Guest Author Anna Banks: Finding Your Writing Voice
It’s said that everything about writing can be taught — grammar, dialogue mechanics, show vs. tell — except voice. They say that voice has to come naturally, that it’s not something any editor or teacher can impart to you, that without proper voice, your words will fall flat as the page and seem as forced as the binding that holds all those pages together.
But here’s a secret: Your voice is you. Yep, you. And if your voice is you, that means it can be improved, just like any other aspect of you. You want to lose weight? Go on a diet. You want to learn to speak Chinese? Start studying. You want to get rid of acne? Stop touching your face, moron.

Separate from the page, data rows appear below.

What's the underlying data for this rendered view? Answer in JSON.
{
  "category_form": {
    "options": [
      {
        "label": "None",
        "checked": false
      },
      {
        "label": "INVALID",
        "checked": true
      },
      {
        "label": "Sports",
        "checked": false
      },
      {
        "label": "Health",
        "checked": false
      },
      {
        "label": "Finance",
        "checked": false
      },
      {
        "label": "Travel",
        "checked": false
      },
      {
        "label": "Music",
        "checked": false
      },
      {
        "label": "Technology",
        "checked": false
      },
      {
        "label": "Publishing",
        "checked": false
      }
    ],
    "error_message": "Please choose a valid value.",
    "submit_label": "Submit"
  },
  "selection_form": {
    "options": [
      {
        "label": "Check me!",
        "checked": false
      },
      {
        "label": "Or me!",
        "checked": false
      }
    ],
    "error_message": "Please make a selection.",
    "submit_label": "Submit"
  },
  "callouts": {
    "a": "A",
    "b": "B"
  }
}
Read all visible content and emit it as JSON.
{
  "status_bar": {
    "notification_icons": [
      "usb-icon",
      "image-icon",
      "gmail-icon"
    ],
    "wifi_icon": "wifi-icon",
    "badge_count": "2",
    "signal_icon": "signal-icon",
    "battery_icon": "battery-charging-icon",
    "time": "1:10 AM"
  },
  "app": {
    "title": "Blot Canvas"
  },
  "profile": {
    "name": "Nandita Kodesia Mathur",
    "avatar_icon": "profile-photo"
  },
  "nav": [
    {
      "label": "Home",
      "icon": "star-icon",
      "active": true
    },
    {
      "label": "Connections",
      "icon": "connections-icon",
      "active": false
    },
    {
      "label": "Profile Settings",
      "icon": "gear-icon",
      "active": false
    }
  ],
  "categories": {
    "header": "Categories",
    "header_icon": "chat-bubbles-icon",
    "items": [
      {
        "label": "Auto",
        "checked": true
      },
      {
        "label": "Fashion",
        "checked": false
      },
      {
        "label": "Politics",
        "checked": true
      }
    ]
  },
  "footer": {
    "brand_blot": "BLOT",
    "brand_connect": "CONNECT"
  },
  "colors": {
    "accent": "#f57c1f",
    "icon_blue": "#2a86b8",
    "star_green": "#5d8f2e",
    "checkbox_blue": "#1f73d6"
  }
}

Oh, but you want to cultivate your writing voice, don’t you? Put it to real life use:
1.) Monitor how you speak and communicate with others. Do you speak with confidence and authority? Or are you shy, perhaps even boring, when communicating verbally? Many times, the way you communicate with those around you indicates how you will communicate with the written word. So next time you think you’re not getting your point across, or the recipient of your conversation appears bored, you’re letting your voice fall to the wayside, and squandering a good chance at practicing to make it better.
For instance, if someone asks you how your dinner was, your response, if it was okay, may be, “It was fine.” B-O-R-I-N-G way to answer a boring question. Now, try adding a little voice to your response. Try to illicit a reaction from your inquirer. Say, “Dinner? Oh, I guess it’ll make a turd.”
Both ways communicate that dinner was just okay, but the second way is far more interesting to hear, wouldn’t you agree? Practice cultivating your voice in every day conversation. Try to interest people, not with what you say, but how you say it.
2.) If you’re not that sharp with voice straight out of the writing corral, go ahead and finish your first (boring) draft and then go back and edit it strictly for voice. Yes, make this an actual step in your editing process. Make it a point to target sentences and phrases and ask yourself how you could add voice to them. Get rid of clichés and coin new phrases to say the same thing. Instead of saying, “He opened his wallet and his money spilled out onto the counter,” say this, “He disemboweled his wallet onto the counter.”
This step of editing also means going through the manuscript and distinguishing each character’s voice from the others. It’s all well and good to have a strong, authoritative voice, but if ALL your characters sound like that, you have still failed. Great, you’ve found YOUR voice, (which usually translates to the main character’s voice) but all of your other characters have voices too. Or at least, they should.
3.) Remember, voice is nothing without rhythm. To see if your voice and rhythm are playing well together, read your manuscript aloud. Yep, another step in the editing process, but one well worth your time. Let’s go back to our previous example. “He disemboweled his wallet onto the counter.” It still has more voice than its predecessor, but something is still missing here when you read it aloud. The sentence is just too simple, and abrupt. You need more flow, more rhythm to get it just right: “He disemboweled his wallet onto the counter, allowing the entrails to fall in a lump of rubber-banded bills before us all.”
If all of this seems overwhelming, take heart. Even writers with the strongest or most distinctive voices didn’t get them overnight. I always use Michael Jordan as an example for this. He was, and still is, ahem, the greatest basketball player of all time. But guess what? He didn’t make the high school basketball team. When he first started out, he loved the game and knew the rules, but wasn’t very good at it. And what did he do? He practiced. Every. Single. Day. He practiced until basketball was second nature to him, until it was such a part of him that he made it look effortless.
That’s how you should feel about your writing voice.